In June 2017, after 32 rounds of Vidaza, my counts did not recover and a bone marrow biopsy indicated 12% blasts. I was referred to Dr. Carlos Bachier at the Blood and Marrow Transplant Clinic at Sarah Cannon Cancer Center. I was evaluated with a series of tests and determined to be a good candidate for a stem cell transplant. Since there was no donor match from the international registry and my siblings were not suitable donors due to health issues, the decision was made to have a haploidentical SCT. I have two daughters so they were both evaluated as potential donors. My younger daughter Lisa, 32, was chosen as my donor since she had never been pregnant, and my older daughter had given birth to our three awesome grandchildren.

Tom’s donor – his daughter, Lisa

I was admitted to the Immunosuppression Unit at Sarah Cannon Cancer Center on August 21, 2017, which was the date of the solar eclipse. That seemed appropriate since we anticipated some dark days ahead. I began an intense round of 7-3 induction chemo to prepare my immune system for my upcoming SCT. The chemo was administered thru a PICC line. My wife kept a daily journal and began a website for me on to keep our family and friends updated. I had severe mucositis from the chemo which made it difficult to eat. I knew I would eventually lose my hair, so I decided to shave my head one night. My wife was surprised the next morning to find a strange bald headed man in my room! On days when I felt good enough, I walked laps around the floor with a goal of 2 miles a day. My bone marrow biopsy showed no evidence of disease, but I had to wait until my ANC count increased before I could be discharged. After 32 days in the hospital, I went home on Sept. 21 for 15 days. During that time, I had a Central Venous Catheter implanted for my upcoming SCT.
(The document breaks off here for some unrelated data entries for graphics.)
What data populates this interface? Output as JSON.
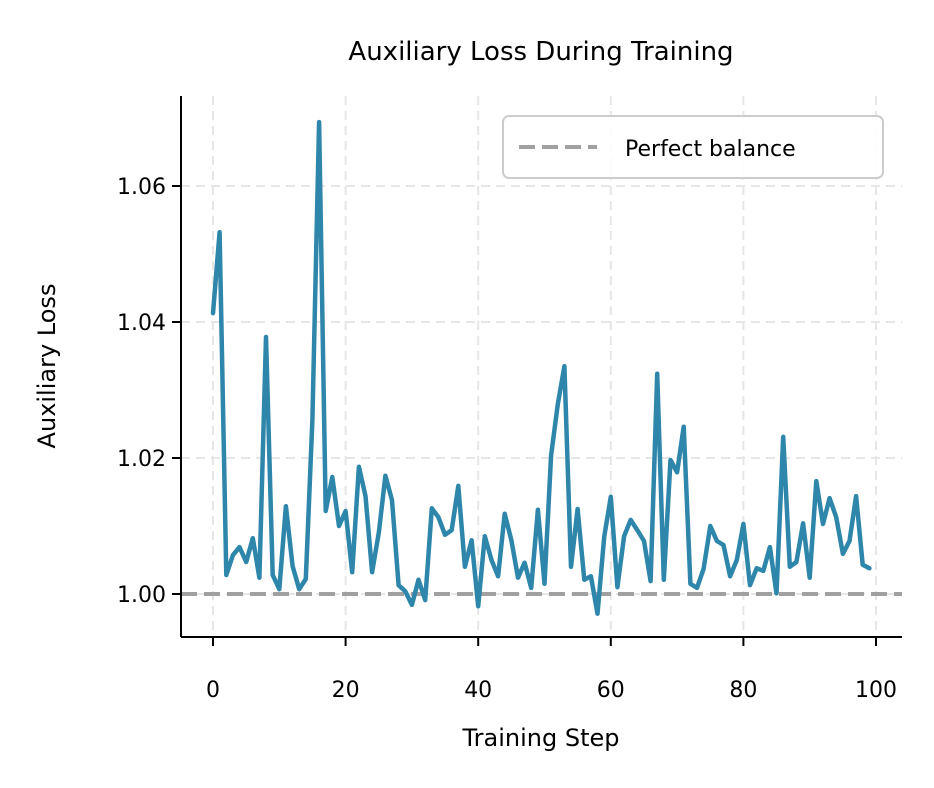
{
  "chart_data": {
    "type": "line",
    "title": "Auxiliary Loss During Training",
    "xlabel": "Training Step",
    "ylabel": "Auxiliary Loss",
    "xlim": [
      -5,
      104
    ],
    "ylim": [
      0.9936,
      1.0731
    ],
    "xticks": [
      0,
      20,
      40,
      60,
      80,
      100
    ],
    "yticks": [
      1.0,
      1.02,
      1.04,
      1.06
    ],
    "ytick_labels": [
      "1.00",
      "1.02",
      "1.04",
      "1.06"
    ],
    "grid": true,
    "legend_position": "upper right",
    "series": [
      {
        "name": "Auxiliary loss",
        "color": "#2E86AB",
        "style": "solid",
        "x": [
          0,
          1,
          2,
          3,
          4,
          5,
          6,
          7,
          8,
          9,
          10,
          11,
          12,
          13,
          14,
          15,
          16,
          17,
          18,
          19,
          20,
          21,
          22,
          23,
          24,
          25,
          26,
          27,
          28,
          29,
          30,
          31,
          32,
          33,
          34,
          35,
          36,
          37,
          38,
          39,
          40,
          41,
          42,
          43,
          44,
          45,
          46,
          47,
          48,
          49,
          50,
          51,
          52,
          53,
          54,
          55,
          56,
          57,
          58,
          59,
          60,
          61,
          62,
          63,
          64,
          65,
          66,
          67,
          68,
          69,
          70,
          71,
          72,
          73,
          74,
          75,
          76,
          77,
          78,
          79,
          80,
          81,
          82,
          83,
          84,
          85,
          86,
          87,
          88,
          89,
          90,
          91,
          92,
          93,
          94,
          95,
          96,
          97,
          98,
          99
        ],
        "values": [
          1.0413,
          1.0532,
          1.0028,
          1.0057,
          1.0069,
          1.0047,
          1.0082,
          1.0024,
          1.0378,
          1.0028,
          1.0007,
          1.0129,
          1.0041,
          1.0007,
          1.0022,
          1.0256,
          1.0694,
          1.0122,
          1.0172,
          1.01,
          1.0122,
          1.0032,
          1.0187,
          1.0144,
          1.0032,
          1.009,
          1.0174,
          1.0138,
          1.0013,
          1.0004,
          0.9984,
          1.0021,
          0.9991,
          1.0126,
          1.0113,
          1.0087,
          1.0094,
          1.0159,
          1.004,
          1.0079,
          0.9982,
          1.0085,
          1.005,
          1.0026,
          1.0118,
          1.0079,
          1.0024,
          1.0046,
          1.0009,
          1.0124,
          1.0015,
          1.0204,
          1.0279,
          1.0335,
          1.004,
          1.0125,
          1.0021,
          1.0026,
          0.9971,
          1.0084,
          1.0143,
          1.001,
          1.0085,
          1.0109,
          1.0094,
          1.0078,
          1.0019,
          1.0324,
          1.0021,
          1.0197,
          1.0179,
          1.0246,
          1.0015,
          1.0009,
          1.0037,
          1.01,
          1.0078,
          1.0072,
          1.0026,
          1.005,
          1.0103,
          1.0013,
          1.0038,
          1.0034,
          1.0069,
          1.0001,
          1.0231,
          1.004,
          1.0047,
          1.0104,
          1.0024,
          1.0166,
          1.0103,
          1.0141,
          1.0113,
          1.0059,
          1.0078,
          1.0144,
          1.0043,
          1.0038
        ]
      },
      {
        "name": "Perfect balance",
        "color": "#A0A0A0",
        "style": "dashed",
        "type": "hline",
        "y": 1.0
      }
    ],
    "legend": [
      "Perfect balance"
    ]
  },
  "colors": {
    "line": "#2E86AB",
    "reference": "#A0A0A0",
    "grid": "#E6E6E6",
    "axis": "#000000",
    "legend_border": "#CCCCCC"
  }
}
On October 6, 2017, I was readmitted to the hospital for 5 days of chemo and one Total Body Irradiation treatment prior to my SCT. Lisa arrived from Denver and began her series of Neupogen injections to stimulate stem cell growth. She received two shots in her stomach for 5 days. She did not have any side effects from the shots and even ran in a 5K event one morning before coming to the hospital for her shots. She posted daily videos on Facebook to encourage others to register as donors on On October 11, she had 580 million stem cells harvested in 7 hours of apheresis. Her only complaint was being bored during the procedure! I consider myself conservative, and it was the family joke that I would change after receiving her liberal stem cells! That didn’t happen. They were stem cells, not brain cells!
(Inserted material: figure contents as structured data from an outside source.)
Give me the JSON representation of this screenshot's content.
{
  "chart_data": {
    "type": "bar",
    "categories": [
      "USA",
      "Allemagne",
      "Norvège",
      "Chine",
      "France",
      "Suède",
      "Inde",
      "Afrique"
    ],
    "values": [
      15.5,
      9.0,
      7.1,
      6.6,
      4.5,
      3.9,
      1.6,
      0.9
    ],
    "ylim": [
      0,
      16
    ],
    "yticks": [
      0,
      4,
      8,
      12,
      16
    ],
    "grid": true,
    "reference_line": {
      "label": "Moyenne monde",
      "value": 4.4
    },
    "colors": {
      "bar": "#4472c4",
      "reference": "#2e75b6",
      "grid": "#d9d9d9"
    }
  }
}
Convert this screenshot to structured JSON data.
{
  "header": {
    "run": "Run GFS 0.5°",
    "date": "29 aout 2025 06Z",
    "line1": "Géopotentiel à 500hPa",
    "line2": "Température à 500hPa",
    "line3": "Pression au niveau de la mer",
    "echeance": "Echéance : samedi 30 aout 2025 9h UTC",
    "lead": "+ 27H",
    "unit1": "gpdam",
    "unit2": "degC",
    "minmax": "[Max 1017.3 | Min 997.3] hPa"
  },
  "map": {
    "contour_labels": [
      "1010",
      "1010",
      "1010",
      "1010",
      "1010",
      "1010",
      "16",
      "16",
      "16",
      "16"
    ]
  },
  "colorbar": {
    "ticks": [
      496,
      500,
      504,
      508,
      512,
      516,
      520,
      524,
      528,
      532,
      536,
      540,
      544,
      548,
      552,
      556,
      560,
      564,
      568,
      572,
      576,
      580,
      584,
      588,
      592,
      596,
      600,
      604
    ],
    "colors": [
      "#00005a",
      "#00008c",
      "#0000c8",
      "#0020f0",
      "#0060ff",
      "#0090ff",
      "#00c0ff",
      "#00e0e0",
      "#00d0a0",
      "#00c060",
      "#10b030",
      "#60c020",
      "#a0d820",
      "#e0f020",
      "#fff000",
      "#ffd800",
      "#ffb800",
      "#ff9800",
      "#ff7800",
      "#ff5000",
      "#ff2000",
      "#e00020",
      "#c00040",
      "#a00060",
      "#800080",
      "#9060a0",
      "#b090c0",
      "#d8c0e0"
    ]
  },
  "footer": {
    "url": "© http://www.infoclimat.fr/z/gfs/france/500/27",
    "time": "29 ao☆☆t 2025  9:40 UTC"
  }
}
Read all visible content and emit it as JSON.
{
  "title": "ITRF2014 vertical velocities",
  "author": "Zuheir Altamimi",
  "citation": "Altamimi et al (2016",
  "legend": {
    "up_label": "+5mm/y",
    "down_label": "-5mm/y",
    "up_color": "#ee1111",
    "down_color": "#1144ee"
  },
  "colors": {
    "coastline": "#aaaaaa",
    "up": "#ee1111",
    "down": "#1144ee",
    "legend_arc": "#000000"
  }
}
On October 12, 2017, with my family surrounding me, I had my SCT which took about 30 minutes. Afterwards, I was given another 3 days of chemo and began all the medications for transplant patients. On the 18th day after my transplant, my bone marrow biopsy showed no blasts! I became an impatient patient waiting for my counts to increase. Finally, after 25 days in the hospital, I was discharged on October 30. Since I live within 30-45 minutes of the hospital, I was thrilled that I was allowed to go home instead of staying in a facility near the hospital. It was a real treat to be home for Halloween. My bone marrow biopsy in November showed 100% donor cells and no blasts! I had lots of follow-up appointments and stayed at home most of that winter. Since that time, I have had regular follow-up visits and bone marrow biopsies. I have had some minor skin and lung GVHD and neuropathy in my feet, but no other complications.

I celebrated my 2nd birthday last October, and I enjoy playing golf with friends 3-4 days a week! I am fortunate that my haploidentical transplant was successful. I have been blessed with great doctors and nurses, supportive family and friends, and lots of answered prayers in the past six years, and I am thankful for my wonderful wife Gail who has been by my side in sickness and health for 47 years. I hope my journey will be encouraging to others diagnosed with MDS.